まちなかを歩いていると、とても残念な切られ方をしている木に出くわすことがある。
抽象的なオブジェのように切られてしまった街路樹、明らかに残すべき枝をじゃまだというように切られてしまった庭木……。
そんなふうに切られた木を見ると、心がとても痛む。
もっと見た目にも美しく、木が元気になるような剪定ができるはずなのに。

私たちは長年、無農薬・無化学肥料で個人庭を維持・管理してきた植木屋だが、最近は自分でできるところはやってみたいので、庭のインストラクターとして来てほしいという依頼も多い。
庭をリフォームするのは素敵なことだが、じつは剪定とは、大がかりな工事をせずとも庭の雰囲気を変えられるもっとも手軽なリフォーム方法のひとつなのだ。実際、庭木の剪定をした後、あまりにも庭の雰囲気が変わったために、うっかり自分の家を通り過ぎてしまったという、笑い話のようなこともある。

本書では、生き物のにぎわいがあり、見た目にも自然で、木にも極力ストレスのかからない剪定方法を紹介している。と言っても、特別なものがあるわけではなく、切り方そのものは昔からの方法によるところが多い。

植え付けた木が本来の勢いになるのに、3年程度かかると言われている。
剪定も、切り方がよかったのか悪かったのか、花を咲かせるのか、枝葉だけを伸ばすのか、それとも枯れるのかは、次の年になって花が咲いたり、実がなったりしてみないとわからない。ある意味「木まかせ」と言えるかもしれない。しかも、本当の意味での「正解」などないのだ。

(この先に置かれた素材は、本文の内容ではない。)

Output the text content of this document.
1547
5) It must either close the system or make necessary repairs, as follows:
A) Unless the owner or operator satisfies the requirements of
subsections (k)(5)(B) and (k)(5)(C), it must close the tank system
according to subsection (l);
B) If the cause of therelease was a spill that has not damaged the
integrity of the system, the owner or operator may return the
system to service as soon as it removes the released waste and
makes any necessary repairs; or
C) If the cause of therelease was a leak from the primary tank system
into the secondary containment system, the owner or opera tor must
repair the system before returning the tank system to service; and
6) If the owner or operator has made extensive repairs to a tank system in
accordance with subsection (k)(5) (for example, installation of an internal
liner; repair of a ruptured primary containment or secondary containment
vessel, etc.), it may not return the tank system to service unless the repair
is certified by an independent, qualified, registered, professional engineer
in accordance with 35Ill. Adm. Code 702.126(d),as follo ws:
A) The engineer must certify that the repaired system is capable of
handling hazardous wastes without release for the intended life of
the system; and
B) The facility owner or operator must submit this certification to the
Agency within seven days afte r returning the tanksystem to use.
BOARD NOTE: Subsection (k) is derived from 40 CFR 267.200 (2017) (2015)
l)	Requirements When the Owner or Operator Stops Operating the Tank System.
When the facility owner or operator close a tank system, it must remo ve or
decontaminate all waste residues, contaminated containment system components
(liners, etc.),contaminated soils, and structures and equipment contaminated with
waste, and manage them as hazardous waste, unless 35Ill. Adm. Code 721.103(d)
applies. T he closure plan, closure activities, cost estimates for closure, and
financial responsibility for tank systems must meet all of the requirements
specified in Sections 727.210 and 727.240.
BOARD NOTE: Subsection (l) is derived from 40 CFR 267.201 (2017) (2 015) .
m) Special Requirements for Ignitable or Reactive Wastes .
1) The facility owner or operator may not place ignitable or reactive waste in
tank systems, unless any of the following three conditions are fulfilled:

その証拠に、プロの植木屋でも人によって切り方は違うし、長年の経験と勘で、どのぐらいまで切るのかも人それぞれ違ってくる。
本書では、おおよその目安として、木を傷めることのないような、少なくとも木にとって気持ちのよくなるような切り方を紹介した。

剪定は、上手に剪定された後の木の姿をたくさん見ることが上達への道。
木が喜ぶような剪定の後の樹形をイメージしやすいように、剪定前後の写真をたくさん掲載した。
しかも、その写真は、私たちが実際にお客さんの庭で剪定したものばかり。
あの木もかわいい、この木も紹介したいと取り上げていたら、その数、なんと92種類! あなたの家の庭にある樹種も載っているだろうか?

また、本書では剪定方法だけにとどまらず、庭木にまつわる虫や病気、庭木の選び方から植える場所まで、いろいろなことを「有機的なつながり」という視点で見られるように、生物の多様性まで含めた内容になるようにも心がけた。
これから庭づくりをするにあたり木を選ぶ人のためのガイドブックとして使える内容にもなっている。

人間は、結果をすぐに知りたがるが、植物には私たちと違う時間が流れている。
せめて庭にいるときは、そういう時間の流れに身をまかせてみるのもいいのではないだろうか。
一軒一軒は小さな庭の数本の木でも、たくさんの家が無農薬で庭の維持・管理をしていけば、それは森の自然にも匹敵する。
1本の木があれば、そこから生態系は動き出す。
木とどのようにつきあうか、この本を通して見つけ出していただけたらと思う。